In [75]:
import pandas as pd
import altair as alt
import numpy as np
import re

# Imports for reading FRED API
from os import environ
from io import BytesIO
from zipfile import ZipFile
from urllib.request import urlopen

try:
    # for local execution
    apiKeyFromFile = open("/Users/kyledunn/fredApiKey.txt", "r").read().strip()
except FileNotFoundError:
    apiKeyFromFile = None
    pass
# for CI
apiKey = environ.get("FRED_API_KEY", apiKeyFromFile)

def getSeries(series="", apiKey=apiKey, description=None):
    # Construct URL template, fetching as much data as possible
    fetchCommand = "https://api.stlouisfed.org/fred/series/observations?series_id={s}&realtime_end=9999-12-31&api_key={k}&file_type=txt" 
    
    # Call the FRED API
    resp = urlopen(fetchCommand.format(s=series, k=apiKey))
    
    # Read and extract the data from the Zipfile response
    zipfile = ZipFile(BytesIO(resp.read()))
    filesInZip = zipfile.namelist()
    data = zipfile.open(filesInZip[1])
    
    if description is None:
        description = series
    
    # Make a well-formed dataframe
    df = pd.read_csv(data, sep="\t", header=None, skiprows=1,
                       names=["date", description, "rt_start", "rt_end"], na_values=".")
    
    df['date'] = pd.to_datetime(df.date)
    
    return df.set_index("date")

df_cpi = getSeries("CWUR0000SA0")

In [76]:
# Encode the monthly retail sales column names
yearColumns = lambda y : map(lambda s: s.format(y), ['Jan. {}', 'Feb. {}', 'Mar. {}', 'Apr. {}', 'May {}', 'Jun. {}', 'Jul. {}', 'Aug. {}', 'Sep. {}', 'Oct. {}', 'Nov. {}', 'Dec. {}', 'Total {}'])
standardColumns = lambda y : ['NAICS', 'Description'] + list(yearColumns(y))

# Note, need to add to 2019 as new data is released
# TODO, try to automate this better
oneOffYears = {
    '2019': standardColumns('2019')[:2] + ['Jan. 2019', 'Feb. 2019', 'Mar. 2019', 'Apr. 2019', 'May 2019', 'Jun. 2019', 'Jul. 2019', 'Aug. 2019', 'Sep. 2019', 'Oct. 2019', 'Nov. 2019', '2019 CUM', '2019 PY CUM'],
    '2016': standardColumns('2016') + ['IGNORE']
}

# Fetch the historical monthly retail sales data
# set sheet_name to none to read all sheets in the XLS
dfs = pd.read_excel('https://www.census.gov/retail/mrts/www/mrtssales92-present.xls', sheet_name=None)

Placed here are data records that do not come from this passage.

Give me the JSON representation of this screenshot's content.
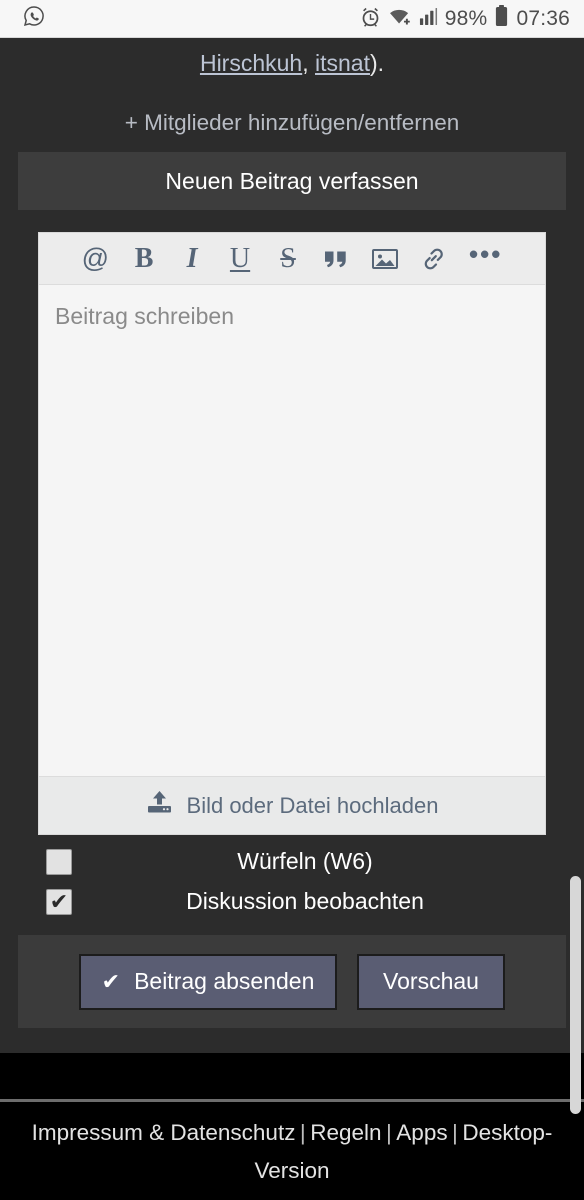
{
  "statusbar": {
    "app_icon": "whatsapp-icon",
    "alarm_icon": "alarm-clock-icon",
    "wifi_icon": "wifi-icon",
    "signal_icon": "cellular-signal-icon",
    "battery_percent": "98%",
    "battery_icon": "battery-full-icon",
    "time": "07:36"
  },
  "content": {
    "snippet_link": "Hirschkuh",
    "snippet_comma": ", ",
    "snippet_link2": "itsnat",
    "snippet_tail": ").",
    "add_members": "+ Mitglieder hinzufügen/entfernen",
    "new_post_header": "Neuen Beitrag verfassen"
  },
  "editor": {
    "toolbar": [
      {
        "name": "mention-icon",
        "glyph": "@"
      },
      {
        "name": "bold-icon",
        "glyph": "B"
      },
      {
        "name": "italic-icon",
        "glyph": "I"
      },
      {
        "name": "underline-icon",
        "glyph": "U"
      },
      {
        "name": "strikethrough-icon",
        "glyph": "S"
      },
      {
        "name": "quote-icon",
        "glyph": "”"
      },
      {
        "name": "image-icon",
        "glyph": "image"
      },
      {
        "name": "link-icon",
        "glyph": "link"
      },
      {
        "name": "more-options-icon",
        "glyph": "•••"
      }
    ],
    "placeholder": "Beitrag schreiben",
    "textarea_value": "",
    "upload_label": "Bild oder Datei hochladen",
    "upload_icon": "upload-icon"
  },
  "options": [
    {
      "label": "Würfeln (W6)",
      "checked": false,
      "mark": ""
    },
    {
      "label": "Diskussion beobachten",
      "checked": true,
      "mark": "✔"
    }
  ],
  "actions": {
    "submit_label": "Beitrag absenden",
    "submit_icon": "✔",
    "preview_label": "Vorschau"
  },
  "footer": {
    "link1": "Impressum & Datenschutz",
    "sep1": "|",
    "link2": "Regeln",
    "sep2": "|",
    "link3": "Apps",
    "sep3": "|",
    "link4": "Desktop-Version"
  },
  "colors": {
    "page_background": "#2c2c2c",
    "editor_background": "#f5f5f5",
    "toolbar_background": "#ececec",
    "button_accent": "#5a5d73",
    "toolbar_icon": "#566577"
  }
}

# parse the results sheet-by-sheet, normalizing the columns names and index
allDfs = []
for y in dfs.keys():
    #print(dfs[y].columns)
    dfs[y].columns = oneOffYears.get(y) or standardColumns(y)
    dfs[y] = dfs[y].drop('NAICS', axis=1)
    #print(dfs[y].iloc[5:109].set_index('Description').index.is_unique)
    allDfs.append(dfs[y].iloc[5:109].set_index('Description'))

# workaround for merging the sheets into a single dataframe
old = pd.concat(allDfs[2:], axis=1)
new = pd.concat(allDfs[:2], axis=1)
combined = new.join(old).drop('ADJUSTED(2)').T

#combined.head(10)

In [77]:
# subset the combined dataset to the monthly report records
tsNormalized = combined[combined.index.map(lambda v: re.search('[A-z]{3}.? \d{4}$', v) is not None and 'Total' not in v)].copy()

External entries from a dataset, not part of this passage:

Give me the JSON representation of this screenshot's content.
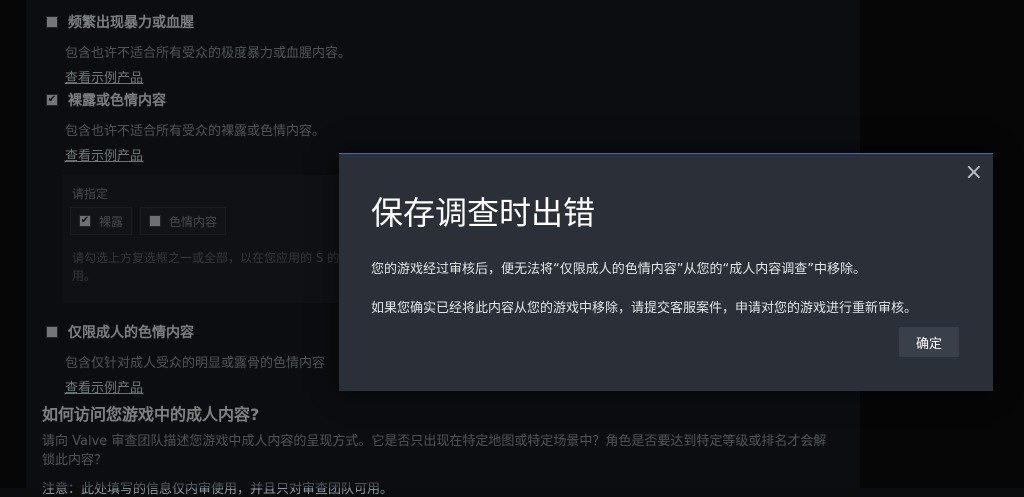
{
  "background": {
    "violence": {
      "label": "频繁出现暴力或血腥",
      "desc": "包含也许不适合所有受众的极度暴力或血腥内容。",
      "link": "查看示例产品",
      "checked": false
    },
    "nudity": {
      "label": "裸露或色情内容",
      "desc": "包含也许不适合所有受众的裸露或色情内容。",
      "link": "查看示例产品",
      "checked": true
    },
    "specify": {
      "title": "请指定",
      "chip1": "裸露",
      "chip1_checked": true,
      "chip2": "色情内容",
      "chip2_checked": false,
      "hint": "请勾选上方复选框之一或全部，以在您应用的 S 的应用。"
    },
    "adult_only": {
      "label": "仅限成人的色情内容",
      "desc": "包含仅针对成人受众的明显或露骨的色情内容",
      "link": "查看示例产品",
      "checked": false
    },
    "heading": "如何访问您游戏中的成人内容?",
    "para": "请向 Valve 审查团队描述您游戏中成人内容的呈现方式。它是否只出现在特定地图或特定场景中？角色是否要达到特定等级或排名才会解锁此内容？",
    "note": "注意：此处填写的信息仅内审使用，并且只对审查团队可用。"
  },
  "modal": {
    "title": "保存调查时出错",
    "line1": "您的游戏经过审核后，便无法将“仅限成人的色情内容”从您的“成人内容调查”中移除。",
    "line2": "如果您确实已经将此内容从您的游戏中移除，请提交客服案件，申请对您的游戏进行重新审核。",
    "ok_label": "确定",
    "close_glyph": "×"
  },
  "colors": {
    "accent": "#3b6bb8",
    "modal_bg": "#2a2f38",
    "page_bg": "#16191e"
  }
}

# create a proper datetime column
# note: (p) "preliminary" records lose their designation and are treated the same as final records
tsNormalized['dt'] = tsNormalized.index.map(lambda v: pd.to_datetime(v.replace('(p)', ''), format='%b. %Y') 
                                            if '.' in v else pd.to_datetime(v, format='%b %Y'))

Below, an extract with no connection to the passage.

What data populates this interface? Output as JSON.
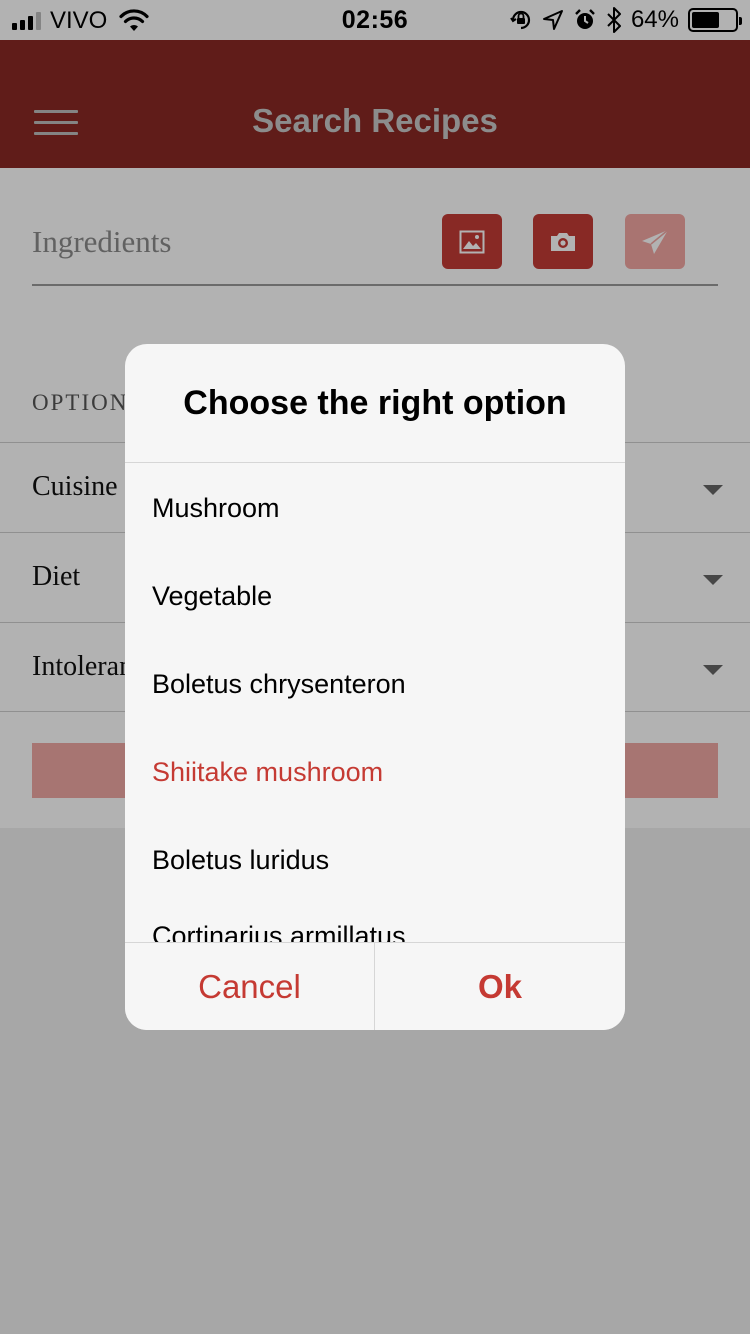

# reindex the dataframe on the datetime field and ensure all values are numeric
dt = tsNormalized.set_index('dt')
dt = dt.apply(pd.to_numeric, errors='coerce')
#dt.head()

# Melt and re-aggregate to combine duplicate categories
df_melted = dt.reset_index().melt(id_vars='dt')
df_agg = df_melted.groupby(['dt', 'Description']).agg(sum).reset_index('Description')
#df_agg.head()

# Reshape the dataframe so each monhtly report is a row and each category is a column
df_combined = df_agg.pivot(index=df_agg.index, columns='Description')
df_combined.columns = df_combined.columns.droplevel()
#df_combined.tail()

## Monthly Retail Trade Report

---

### What is the trend for home furnishing retail stores?

In [78]:
def doLineChartFor(metric, df, yLabel='Monthly Revenue [Million USD]', color='purple'):
    return alt.Chart(df.reset_index()).mark_line(color=color).encode(
        alt.X('dt', axis=alt.Axis(title='')),
        alt.Y('{}:Q'.format(metric), axis=alt.Axis(title=yLabel)),
        tooltip=[alt.Tooltip('dt:T'), alt.Tooltip('{}:Q'.format(metric))]
    ).properties(
        title='US: {} - over time'.format(metric),
        height=500,
        width=750
    )
    
doLineChartFor('Furniture, home furn, electronics, and appliance stores', df_combined)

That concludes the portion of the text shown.